Insurance giant Aviva offered its first apprenticeship in 1919, so it is no stranger to bringing people in to earn while they learn. Yet despite its heritage, the introduction of the levy two years ago prompted a rethink in how it delivered training.
“Historically, apprenticeships have been about bringing in young people and developing their skills. When the levy was introduced, we rethought where we offer apprenticeships,” says Sophie Gray, UK apprenticeship lead at the business. “The removal of the age cap is a great part of the policy, so now it’s not just about training new people. We wanted to bust the myth that apprenticeships are just for school leavers.” Aviva now offers more than 300 apprenticeships across multiple functions and locations, right up to master’s degree level. All of them are funded in some way by the levy.
Not every employer welcomed the introduction of the apprenticeship levy in 2017 with such open arms. It requires businesses with an annual wage bill of £3 million or more to pay 0.5 per cent of it into a fund to be spent on apprenticeships and other eligible training – an obligation around a third of these firms still consider a ‘tax’, according to a recent survey by Alliance Manchester Business School.

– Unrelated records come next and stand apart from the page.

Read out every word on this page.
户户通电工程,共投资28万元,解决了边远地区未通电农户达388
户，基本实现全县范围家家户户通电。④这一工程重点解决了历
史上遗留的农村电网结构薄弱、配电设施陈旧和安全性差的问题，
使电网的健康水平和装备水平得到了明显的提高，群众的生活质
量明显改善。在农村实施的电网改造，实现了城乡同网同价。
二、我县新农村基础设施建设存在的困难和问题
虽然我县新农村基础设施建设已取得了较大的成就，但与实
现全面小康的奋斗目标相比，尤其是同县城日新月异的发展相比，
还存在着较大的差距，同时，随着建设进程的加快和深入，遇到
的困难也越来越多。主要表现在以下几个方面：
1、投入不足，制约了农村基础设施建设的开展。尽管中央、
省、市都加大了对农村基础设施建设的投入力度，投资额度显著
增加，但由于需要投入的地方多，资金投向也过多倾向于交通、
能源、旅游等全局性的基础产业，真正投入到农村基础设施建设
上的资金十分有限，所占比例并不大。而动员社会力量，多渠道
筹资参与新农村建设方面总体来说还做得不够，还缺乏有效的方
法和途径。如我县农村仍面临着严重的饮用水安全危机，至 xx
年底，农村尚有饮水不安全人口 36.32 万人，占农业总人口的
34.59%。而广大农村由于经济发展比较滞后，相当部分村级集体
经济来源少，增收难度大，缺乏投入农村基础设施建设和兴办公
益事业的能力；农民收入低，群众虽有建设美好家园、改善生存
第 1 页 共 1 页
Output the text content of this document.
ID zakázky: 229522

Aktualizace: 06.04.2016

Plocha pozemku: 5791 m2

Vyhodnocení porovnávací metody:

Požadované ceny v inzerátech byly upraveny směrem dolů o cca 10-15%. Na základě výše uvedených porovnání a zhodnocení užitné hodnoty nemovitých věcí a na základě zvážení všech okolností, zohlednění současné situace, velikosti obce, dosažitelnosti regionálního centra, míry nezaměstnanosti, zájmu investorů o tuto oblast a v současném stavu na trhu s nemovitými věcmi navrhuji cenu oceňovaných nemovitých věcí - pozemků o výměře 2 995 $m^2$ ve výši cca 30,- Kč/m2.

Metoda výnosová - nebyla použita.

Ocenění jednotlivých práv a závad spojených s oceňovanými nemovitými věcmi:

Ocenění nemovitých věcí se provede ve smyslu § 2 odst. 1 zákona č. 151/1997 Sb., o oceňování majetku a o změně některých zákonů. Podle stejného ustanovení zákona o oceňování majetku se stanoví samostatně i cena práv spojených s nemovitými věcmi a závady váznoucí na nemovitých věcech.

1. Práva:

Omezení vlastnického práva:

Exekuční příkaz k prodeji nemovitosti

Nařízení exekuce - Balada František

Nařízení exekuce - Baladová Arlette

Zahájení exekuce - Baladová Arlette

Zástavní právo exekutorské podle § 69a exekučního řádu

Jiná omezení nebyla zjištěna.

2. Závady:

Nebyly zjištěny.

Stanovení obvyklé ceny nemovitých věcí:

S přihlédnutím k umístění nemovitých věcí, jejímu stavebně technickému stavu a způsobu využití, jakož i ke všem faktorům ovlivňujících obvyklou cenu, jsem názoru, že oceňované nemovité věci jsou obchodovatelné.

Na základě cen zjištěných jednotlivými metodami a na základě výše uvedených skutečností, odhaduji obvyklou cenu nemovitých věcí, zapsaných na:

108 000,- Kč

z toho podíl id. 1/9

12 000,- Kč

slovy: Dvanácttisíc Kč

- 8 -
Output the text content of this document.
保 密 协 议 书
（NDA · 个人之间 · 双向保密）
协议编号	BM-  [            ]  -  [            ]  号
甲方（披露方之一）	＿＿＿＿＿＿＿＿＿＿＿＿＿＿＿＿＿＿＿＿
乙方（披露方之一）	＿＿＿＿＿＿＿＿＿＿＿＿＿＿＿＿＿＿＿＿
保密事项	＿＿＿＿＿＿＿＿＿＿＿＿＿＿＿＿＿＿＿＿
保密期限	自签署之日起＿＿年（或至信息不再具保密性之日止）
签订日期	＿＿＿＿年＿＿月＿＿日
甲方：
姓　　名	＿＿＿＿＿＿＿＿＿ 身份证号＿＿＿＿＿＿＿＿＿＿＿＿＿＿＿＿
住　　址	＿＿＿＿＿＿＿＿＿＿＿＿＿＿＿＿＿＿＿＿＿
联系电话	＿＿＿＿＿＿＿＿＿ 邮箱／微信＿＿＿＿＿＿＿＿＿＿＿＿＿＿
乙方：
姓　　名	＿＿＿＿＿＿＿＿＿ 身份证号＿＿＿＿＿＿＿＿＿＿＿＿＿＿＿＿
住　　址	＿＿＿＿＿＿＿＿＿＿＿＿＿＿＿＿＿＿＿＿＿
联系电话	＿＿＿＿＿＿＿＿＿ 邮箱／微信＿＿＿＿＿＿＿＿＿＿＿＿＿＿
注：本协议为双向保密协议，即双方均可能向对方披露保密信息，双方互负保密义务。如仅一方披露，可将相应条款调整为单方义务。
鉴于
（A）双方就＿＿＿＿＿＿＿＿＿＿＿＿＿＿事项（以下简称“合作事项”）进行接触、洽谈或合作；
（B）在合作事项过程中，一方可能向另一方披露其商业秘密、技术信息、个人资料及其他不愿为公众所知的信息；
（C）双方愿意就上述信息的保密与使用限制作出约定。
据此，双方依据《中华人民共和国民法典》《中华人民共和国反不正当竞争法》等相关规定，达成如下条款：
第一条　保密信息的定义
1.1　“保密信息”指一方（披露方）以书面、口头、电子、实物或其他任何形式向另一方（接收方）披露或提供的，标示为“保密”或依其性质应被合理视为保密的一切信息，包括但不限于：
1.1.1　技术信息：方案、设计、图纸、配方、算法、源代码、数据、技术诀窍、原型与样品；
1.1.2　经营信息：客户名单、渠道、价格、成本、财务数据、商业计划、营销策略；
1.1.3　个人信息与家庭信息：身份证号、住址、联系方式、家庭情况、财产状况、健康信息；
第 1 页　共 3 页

Yet with a matter of weeks until the first tranche of money runs out (the funds last 24 months from when they are credited to an employer’s account, so money from April 2017 would expire in April 2019), it’s a case of ‘use it or lose it’ for a huge number of employers.
In fact, a survey of People Management readers between December 2018 and January 2019 (see below) found that just under a quarter plan to use up their levy funding before the April deadline, while half will not use it all. One in 10 say they have no plans to spend any of the money in their digital account.